Under the EG Group proposal, which was first reported by Sky News, EG would pay in full the rent owed to Caffè Nero’s landlords in the wake of the Covid-19 pandemic. Like other hospitality firms, the chain has been hammered by the forced closure of the business during the first Covid-19 lockdown and the conversion to a takeaway-only business in parts of the UK through the autumn.
The firm, which owns 650 Caffè Nero-branded stores, 40 Harris + Hoole cafes and 100 Coffee#1 sites, appointed KPMG in September to help it negotiate rent cuts with its landlords. Landlords were due to vote on a company voluntary arrangement (CVA) later on Monday – a form of insolvency that allows retailers to reduce rent and shut shops.
The bid from EG Group could stave off the CVA and would be a much better outcome for landlords, sources said, but cautioned that it is at an early stage.

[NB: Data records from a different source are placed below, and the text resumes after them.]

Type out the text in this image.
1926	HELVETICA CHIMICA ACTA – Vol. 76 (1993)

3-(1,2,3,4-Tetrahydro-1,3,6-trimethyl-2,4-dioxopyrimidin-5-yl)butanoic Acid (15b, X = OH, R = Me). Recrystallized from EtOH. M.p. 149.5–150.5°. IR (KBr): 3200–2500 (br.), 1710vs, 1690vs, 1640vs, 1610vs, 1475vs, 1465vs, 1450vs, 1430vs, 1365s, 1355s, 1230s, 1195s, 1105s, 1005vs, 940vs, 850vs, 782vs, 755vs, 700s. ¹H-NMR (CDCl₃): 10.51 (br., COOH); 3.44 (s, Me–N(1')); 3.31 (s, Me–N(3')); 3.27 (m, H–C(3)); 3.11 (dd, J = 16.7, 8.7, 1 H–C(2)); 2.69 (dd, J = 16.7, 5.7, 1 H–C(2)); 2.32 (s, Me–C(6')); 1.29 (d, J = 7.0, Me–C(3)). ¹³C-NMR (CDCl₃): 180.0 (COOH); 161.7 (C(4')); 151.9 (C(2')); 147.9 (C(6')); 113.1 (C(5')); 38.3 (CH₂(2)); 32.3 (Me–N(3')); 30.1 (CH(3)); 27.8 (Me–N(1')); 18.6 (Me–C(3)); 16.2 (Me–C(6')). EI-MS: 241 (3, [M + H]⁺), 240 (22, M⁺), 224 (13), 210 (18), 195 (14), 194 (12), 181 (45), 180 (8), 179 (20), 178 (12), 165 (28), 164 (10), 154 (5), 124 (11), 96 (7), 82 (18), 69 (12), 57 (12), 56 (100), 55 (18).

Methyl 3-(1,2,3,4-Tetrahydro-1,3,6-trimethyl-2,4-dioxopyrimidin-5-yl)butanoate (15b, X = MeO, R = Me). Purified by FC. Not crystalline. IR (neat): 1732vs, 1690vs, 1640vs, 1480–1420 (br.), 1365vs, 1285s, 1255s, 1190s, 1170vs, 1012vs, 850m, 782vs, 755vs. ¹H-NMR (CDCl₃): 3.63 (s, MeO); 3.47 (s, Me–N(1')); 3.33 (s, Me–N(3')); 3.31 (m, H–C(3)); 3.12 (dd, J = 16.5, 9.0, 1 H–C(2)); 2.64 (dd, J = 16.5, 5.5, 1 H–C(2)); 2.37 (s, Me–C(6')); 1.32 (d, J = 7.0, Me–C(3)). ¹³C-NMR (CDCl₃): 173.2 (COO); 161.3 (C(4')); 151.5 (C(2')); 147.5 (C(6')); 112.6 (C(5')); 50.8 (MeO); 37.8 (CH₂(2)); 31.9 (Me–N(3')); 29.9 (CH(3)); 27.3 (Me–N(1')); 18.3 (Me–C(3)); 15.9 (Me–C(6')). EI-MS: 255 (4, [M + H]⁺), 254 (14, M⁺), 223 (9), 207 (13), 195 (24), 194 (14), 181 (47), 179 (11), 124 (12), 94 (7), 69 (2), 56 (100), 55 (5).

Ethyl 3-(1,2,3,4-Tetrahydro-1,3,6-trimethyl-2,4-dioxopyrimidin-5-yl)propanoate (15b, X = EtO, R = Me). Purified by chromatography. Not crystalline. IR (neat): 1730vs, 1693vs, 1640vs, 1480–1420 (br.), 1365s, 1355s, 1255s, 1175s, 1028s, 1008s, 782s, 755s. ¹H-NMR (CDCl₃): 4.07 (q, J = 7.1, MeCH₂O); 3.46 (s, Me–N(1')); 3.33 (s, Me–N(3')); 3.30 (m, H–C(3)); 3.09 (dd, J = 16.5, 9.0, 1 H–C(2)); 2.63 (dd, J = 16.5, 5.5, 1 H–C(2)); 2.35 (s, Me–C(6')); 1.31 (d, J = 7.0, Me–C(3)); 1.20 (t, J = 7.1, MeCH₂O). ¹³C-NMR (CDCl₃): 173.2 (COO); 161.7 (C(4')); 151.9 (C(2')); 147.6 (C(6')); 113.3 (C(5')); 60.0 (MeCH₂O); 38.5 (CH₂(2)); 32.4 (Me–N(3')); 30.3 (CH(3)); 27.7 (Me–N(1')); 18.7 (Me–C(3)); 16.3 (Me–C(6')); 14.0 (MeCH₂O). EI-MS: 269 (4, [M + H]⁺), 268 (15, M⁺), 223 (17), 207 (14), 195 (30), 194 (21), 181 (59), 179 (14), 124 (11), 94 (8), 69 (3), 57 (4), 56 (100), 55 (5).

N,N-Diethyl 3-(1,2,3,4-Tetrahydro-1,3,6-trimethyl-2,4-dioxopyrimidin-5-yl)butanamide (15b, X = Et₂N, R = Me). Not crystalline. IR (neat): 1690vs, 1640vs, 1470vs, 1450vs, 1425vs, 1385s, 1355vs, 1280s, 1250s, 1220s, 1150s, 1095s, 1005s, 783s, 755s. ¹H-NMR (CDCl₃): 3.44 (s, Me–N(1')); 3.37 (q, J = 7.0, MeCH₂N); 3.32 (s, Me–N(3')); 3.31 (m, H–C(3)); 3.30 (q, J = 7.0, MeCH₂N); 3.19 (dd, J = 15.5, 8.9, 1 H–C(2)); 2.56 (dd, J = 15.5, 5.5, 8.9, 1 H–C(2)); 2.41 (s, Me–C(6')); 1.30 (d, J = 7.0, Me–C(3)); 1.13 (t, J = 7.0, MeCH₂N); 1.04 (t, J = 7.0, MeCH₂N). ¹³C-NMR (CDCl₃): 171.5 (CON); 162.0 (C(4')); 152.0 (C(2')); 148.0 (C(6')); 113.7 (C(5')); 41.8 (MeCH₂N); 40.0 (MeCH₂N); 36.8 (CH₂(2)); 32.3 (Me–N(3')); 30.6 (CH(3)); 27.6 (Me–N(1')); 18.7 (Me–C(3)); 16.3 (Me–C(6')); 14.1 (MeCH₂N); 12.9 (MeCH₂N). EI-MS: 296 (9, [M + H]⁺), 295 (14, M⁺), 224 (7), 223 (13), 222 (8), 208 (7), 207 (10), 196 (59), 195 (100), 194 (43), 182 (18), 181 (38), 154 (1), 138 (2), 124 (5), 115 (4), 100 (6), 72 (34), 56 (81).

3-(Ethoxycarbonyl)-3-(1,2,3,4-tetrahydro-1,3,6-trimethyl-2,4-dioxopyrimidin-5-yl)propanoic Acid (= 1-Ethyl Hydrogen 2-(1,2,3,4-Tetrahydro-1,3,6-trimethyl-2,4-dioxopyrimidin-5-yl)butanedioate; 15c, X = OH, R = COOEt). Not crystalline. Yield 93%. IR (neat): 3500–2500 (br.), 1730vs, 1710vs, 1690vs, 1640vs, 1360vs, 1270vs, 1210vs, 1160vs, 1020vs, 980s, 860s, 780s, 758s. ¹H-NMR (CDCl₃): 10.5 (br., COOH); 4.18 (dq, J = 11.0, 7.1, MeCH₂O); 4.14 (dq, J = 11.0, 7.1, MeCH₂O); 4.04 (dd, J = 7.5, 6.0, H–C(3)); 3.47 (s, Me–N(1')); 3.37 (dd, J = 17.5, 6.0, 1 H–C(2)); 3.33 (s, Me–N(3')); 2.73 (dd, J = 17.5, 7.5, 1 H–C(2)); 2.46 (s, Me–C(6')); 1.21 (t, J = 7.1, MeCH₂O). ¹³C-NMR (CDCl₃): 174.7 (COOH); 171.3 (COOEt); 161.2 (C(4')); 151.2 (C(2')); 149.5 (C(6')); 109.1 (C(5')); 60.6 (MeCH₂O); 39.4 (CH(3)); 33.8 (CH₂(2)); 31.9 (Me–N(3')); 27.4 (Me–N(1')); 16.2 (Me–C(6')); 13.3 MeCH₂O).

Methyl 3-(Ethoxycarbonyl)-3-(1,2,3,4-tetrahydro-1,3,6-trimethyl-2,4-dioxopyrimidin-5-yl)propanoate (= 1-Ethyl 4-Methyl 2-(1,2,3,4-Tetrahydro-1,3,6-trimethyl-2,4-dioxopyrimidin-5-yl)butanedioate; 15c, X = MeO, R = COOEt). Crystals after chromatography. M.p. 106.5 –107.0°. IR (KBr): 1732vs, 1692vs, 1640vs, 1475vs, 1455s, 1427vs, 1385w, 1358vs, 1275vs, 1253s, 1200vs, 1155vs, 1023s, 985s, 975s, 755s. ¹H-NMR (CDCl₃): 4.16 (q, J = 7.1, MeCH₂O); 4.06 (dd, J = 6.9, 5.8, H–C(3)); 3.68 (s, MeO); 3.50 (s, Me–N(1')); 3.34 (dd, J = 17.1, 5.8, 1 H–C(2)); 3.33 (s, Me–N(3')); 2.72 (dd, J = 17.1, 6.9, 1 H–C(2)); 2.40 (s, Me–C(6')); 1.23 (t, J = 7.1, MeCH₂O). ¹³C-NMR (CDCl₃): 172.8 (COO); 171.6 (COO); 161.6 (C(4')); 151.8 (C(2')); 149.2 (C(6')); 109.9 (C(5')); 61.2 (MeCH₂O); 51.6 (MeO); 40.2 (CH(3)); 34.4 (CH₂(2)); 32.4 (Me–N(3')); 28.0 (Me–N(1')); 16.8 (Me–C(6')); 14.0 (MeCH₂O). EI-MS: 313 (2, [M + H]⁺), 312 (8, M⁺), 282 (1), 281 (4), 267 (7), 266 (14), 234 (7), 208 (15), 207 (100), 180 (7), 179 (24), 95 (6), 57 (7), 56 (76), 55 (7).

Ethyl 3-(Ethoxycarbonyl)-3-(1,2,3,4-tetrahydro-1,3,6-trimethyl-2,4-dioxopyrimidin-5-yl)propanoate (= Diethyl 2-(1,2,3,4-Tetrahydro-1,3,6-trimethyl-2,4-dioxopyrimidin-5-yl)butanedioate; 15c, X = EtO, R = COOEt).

The Issa brothers, from Blackburn in Lancashire, made their fortunes building EG Group (founded in 2001 as Euro Garages) into a major business that runs 6,000 filling stations in Europe, the US and Australia. It has partnerships with Starbucks and KFC.
Backed by the private equity firm TDR Capital, the billionaire brothers are buying Leeds-based Asda, Britain’s third-largest supermarket chain, from the US retail giant Walmart for £6.8bn. Walmart will retain a minority stake.
However, questions were raised over EG Group’s finances when its auditor Deloitte suddenly quit in October, reportedly because of governance concerns, and was replaced by KPMG. EG Group posted revenues of €20bn (£18bn) and a pre-tax loss of €82m last year.
Caffè Nero was founded in 1997 by Ford as an Italian-style coffee chain in London. Before the pandemic, it had more than 1,000 cafes in the UK and 10 other countries ranging from the US and Sweden to Oman, and served 135 million customers a year.
Ford, who is also chief executive of the chain, recently said that Caffè Nero had worked hard to adapt to the situation by expanding its coffee at home range, launching click and collect via its app and offering a delivery service through Uber Eats.